Jerk dishes, which were cooked using methods once utilized as a survival tool during colonialism, are now being colonized and co-opted away from the diaspora. Must we be stripped of everything?

This deep history is fundamental to Jamaican identity. In my conversations with Dr. Brown, she expresses that, “these stories should be unearthed and told so that more meaning and understanding is given to the islands.”

This case of appropriation spans wider than just being exasperating. It adds insult to injury that imposters commonly omit key elements, such as traditional cooking methods and authentic ingredients. The profiteering of fundamental parts of the Black experience commandeers such things away from the community. 

Tropical Sun is an example of this, being a Jamaican company not owned by anyone of Caribbean descent. It sells products for the Black community, including items like “Jamaican Jerk Seasoning” and “Jamaica Ackee.” This company uses similar marketing methods as Turtle Bay, flagrantly displaying the Jamaican flag alongside the island’s famous colors. 

The domination of the market by companies such as Tropical Sun leave no room for Black-owned businesses to succeed, and demonstrates a trend in which ownership of our own history is taken from us, forcing us to look outside for that which should belong to our community. Even when the Black community may wish to boycott brands like Tropical Sun, it’s nearly impossible because it’s often the only brand found on shelves that supplies the items the community requires. 

Large companies do not support Black-owned businesses, and are more likely to stock dominating companies such as Tropical Sun; meaning, a capitalistic free-market economy allows for one brand to dominate as well as prevent consumer choice.
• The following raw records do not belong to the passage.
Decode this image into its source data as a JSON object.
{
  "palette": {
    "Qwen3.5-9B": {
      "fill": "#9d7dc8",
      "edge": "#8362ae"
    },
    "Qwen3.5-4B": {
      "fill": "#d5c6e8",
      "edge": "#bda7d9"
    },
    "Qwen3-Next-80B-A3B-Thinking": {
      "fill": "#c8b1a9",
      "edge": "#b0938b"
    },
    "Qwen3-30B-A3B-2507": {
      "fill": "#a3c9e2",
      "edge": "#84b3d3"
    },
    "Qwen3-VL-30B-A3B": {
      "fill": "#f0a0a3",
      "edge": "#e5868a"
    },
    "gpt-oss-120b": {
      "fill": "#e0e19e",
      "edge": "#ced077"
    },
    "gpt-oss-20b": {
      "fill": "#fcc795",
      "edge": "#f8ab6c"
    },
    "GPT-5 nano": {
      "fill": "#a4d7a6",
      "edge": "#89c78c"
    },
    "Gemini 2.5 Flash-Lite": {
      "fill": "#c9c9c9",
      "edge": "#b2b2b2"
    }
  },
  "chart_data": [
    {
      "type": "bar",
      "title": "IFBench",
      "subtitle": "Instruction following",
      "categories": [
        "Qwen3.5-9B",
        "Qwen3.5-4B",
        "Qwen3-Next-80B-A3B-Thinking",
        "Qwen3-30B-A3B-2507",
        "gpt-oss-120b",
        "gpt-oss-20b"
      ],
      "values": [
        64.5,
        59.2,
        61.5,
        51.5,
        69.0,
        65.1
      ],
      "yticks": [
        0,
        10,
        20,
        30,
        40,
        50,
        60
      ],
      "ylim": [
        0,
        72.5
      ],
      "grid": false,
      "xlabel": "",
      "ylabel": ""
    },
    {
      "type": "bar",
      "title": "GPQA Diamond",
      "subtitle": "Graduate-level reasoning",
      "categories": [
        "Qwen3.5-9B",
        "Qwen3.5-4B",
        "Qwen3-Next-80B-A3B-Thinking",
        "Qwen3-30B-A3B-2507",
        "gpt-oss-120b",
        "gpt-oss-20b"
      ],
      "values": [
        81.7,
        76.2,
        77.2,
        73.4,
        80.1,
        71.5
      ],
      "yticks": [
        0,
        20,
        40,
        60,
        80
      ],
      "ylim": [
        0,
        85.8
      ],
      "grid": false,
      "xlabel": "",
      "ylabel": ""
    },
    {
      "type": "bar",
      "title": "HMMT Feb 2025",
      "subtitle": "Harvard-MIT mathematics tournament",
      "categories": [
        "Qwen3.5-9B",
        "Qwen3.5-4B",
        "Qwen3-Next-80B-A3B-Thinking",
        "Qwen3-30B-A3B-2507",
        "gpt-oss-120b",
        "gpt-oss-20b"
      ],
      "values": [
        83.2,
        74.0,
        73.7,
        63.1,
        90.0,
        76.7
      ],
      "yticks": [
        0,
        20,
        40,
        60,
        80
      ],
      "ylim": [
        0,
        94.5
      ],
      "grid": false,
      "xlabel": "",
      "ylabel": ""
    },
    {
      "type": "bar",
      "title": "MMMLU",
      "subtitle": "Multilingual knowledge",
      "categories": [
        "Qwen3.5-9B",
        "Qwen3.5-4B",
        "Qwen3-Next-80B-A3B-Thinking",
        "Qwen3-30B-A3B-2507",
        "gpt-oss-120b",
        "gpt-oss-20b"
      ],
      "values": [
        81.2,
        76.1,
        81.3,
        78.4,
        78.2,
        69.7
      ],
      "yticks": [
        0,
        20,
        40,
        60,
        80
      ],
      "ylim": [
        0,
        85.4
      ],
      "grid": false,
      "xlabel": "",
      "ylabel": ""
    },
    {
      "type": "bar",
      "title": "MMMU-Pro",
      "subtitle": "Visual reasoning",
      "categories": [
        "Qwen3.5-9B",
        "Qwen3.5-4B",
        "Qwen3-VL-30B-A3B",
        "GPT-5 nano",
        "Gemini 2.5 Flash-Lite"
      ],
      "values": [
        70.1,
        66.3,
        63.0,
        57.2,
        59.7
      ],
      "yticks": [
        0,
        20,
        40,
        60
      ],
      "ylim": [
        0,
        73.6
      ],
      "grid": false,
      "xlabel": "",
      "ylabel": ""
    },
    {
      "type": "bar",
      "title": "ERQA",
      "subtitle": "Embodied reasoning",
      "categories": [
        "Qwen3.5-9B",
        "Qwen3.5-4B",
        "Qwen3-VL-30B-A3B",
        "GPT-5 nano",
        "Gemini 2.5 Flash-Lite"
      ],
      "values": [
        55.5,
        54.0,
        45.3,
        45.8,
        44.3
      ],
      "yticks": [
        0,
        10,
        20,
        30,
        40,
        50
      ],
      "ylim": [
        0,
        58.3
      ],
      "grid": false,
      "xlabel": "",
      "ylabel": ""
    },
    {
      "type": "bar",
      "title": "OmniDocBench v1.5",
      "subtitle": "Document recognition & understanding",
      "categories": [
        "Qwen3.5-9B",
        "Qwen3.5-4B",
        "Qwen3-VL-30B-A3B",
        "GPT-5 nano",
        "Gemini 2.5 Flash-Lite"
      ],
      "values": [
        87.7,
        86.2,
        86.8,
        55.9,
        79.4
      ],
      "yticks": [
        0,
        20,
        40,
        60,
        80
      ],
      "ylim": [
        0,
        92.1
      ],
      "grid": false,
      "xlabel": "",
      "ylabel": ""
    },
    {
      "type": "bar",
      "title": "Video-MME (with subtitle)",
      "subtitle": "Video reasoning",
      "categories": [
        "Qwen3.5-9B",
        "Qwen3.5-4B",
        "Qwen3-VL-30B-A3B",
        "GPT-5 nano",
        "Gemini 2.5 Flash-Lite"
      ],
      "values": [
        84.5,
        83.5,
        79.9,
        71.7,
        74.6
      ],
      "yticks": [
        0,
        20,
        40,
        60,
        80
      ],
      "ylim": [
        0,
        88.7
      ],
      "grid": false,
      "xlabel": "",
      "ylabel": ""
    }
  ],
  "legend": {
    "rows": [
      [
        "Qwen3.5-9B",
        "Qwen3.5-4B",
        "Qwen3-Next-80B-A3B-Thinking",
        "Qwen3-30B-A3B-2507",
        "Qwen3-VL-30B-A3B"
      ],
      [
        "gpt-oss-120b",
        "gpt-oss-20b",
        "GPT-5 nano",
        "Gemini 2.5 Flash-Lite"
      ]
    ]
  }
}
While others are profiting off of Black culture, Black people are experiencing financial lack. Research done by Runnymede Trust shows that for every £1 a white British family has, Black Caribbean households have around twenty pence, and Black African households have approximately ten pence. Black people should not be deemed unreasonable for wanting to protect and profit off of what is rightfully theirs. 

A person preventing others from gaining access to something is accused of “gatekeeping,” but how can Black people be called gatekeepers for restricting access to what is theirs, when they have minimal autonomy over such things anyhow? Through this gatekeeping, they are merely taking back ownership of what is theirs. 

Black people are right to feel as if they have to hold things close in order to keep their autonomy after everything the diaspora has faced historically—and still face to this day. This is not only a financial issue, but an issue of cultural pride. It’s demeaning that things with such rich history, such as Rastafarianism, are used as advertising tools. That our cultural dishes and practices are not seen as worthy of respect, but are treated as inferior—this is the same way we are made to feel in our everyday lives.  

It’s time we were respected by other cultures, and that the things we own are treated as worthy of esteem. It’s time that people converse with us, sit, learn and listen. It is overdue that we are given back control over our culture, that we are treated as equals and not as an inspiration bank to pull ideas and profit from. 

The diaspora doesn’t just need a seat at the table, but space to build our own table, with room to nurture and support our own without interference. We need respect placed on our culture, as well as adherence to the boundaries we impose—not only the room to establish financial freedom, but as Chanté Innes says, a place to “do what you love, whilst making people happy.”

Our culture is undeniably incredible. It’s vibrant, it’s poetic, it’s nothing short of beautiful. So, by all means, engage. But ensure to do so respectfully by paying homage and by supporting the originators of such wonders.